The day's activities will include a workshop led by David Furumoto, associate professor at the Department of Theatre and Drama and director of the upcoming performance of Narukami: the Thunder God, and will discuss kabuki performance and tradition. There will also be lectures by Charo D'Etcheverry, associate professor in the Department of East Asian Languages and Literature, on the literary traditions linking Narukami (originally performed in the eighteenth-century) to the renowned ninth-century female poet Ono no Komachi, and by Sarah Thal, associate professor in the Department of History, on the basics of Buddhism, Japanese esoteric mountain practices, and deities central to the play. There will be viewings of footage, both rare and easily available, related to Japanese theatrical traditions and the play Narukami in particular.
The workshop will also include special viewings of selected Japanese prints of one of the foremost collections in the nation, the E. B. Van Vleck Collection of the Chazen Museum of Art.
To facilitate discussion, participants would be expected to read the English translation of the play (to be found in Brandon, ed., Kabuki: Five Classic Plays, available in the basement textbook section of the University Bookstore, 771 State St.) before arriving at the workshop. The price of the book will be included in registration cost; after registering, the participant’s name will be forwarded to the bookstore for claim verification.

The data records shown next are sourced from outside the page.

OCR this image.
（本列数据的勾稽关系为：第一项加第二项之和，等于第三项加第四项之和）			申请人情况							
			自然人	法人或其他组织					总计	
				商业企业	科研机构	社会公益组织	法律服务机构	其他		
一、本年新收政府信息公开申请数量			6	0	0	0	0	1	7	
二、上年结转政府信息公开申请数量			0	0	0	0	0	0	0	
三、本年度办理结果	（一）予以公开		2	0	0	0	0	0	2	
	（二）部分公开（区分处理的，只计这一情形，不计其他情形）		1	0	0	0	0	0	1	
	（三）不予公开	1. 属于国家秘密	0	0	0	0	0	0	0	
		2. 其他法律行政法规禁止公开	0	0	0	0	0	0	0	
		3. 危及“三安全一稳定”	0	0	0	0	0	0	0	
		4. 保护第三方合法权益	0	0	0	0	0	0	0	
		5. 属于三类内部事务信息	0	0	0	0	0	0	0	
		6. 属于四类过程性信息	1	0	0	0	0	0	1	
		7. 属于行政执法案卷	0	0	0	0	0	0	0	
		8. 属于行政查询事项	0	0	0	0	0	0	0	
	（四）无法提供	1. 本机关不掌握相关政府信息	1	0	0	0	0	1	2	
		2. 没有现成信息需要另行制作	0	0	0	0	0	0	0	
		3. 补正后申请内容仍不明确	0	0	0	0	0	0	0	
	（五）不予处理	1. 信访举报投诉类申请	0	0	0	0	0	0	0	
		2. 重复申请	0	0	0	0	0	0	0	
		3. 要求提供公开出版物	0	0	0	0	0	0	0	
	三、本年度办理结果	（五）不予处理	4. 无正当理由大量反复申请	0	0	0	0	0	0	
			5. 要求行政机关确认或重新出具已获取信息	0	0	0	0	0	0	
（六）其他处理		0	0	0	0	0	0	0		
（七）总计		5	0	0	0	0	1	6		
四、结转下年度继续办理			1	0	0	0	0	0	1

Academic credit (1 credit) is available as an option through the University of Wisconsin-Madison, although for an added cost.
Eligibility: This workshop is targeted towards K-16 in-service and pre-service teachers, as well as interested alumni.
Registration: $20 per person (includes cost of book, supplies, and ticket to performance, along with lunch and refreshments--tuition cost for credit options are not included). Registration deadline is Friday, January 15th, 2010. Registration is limited on a first come, first served basis; register early to ensure a place.
Offered by the Center for East Asian Studies at the University of Wisconsin-Madison.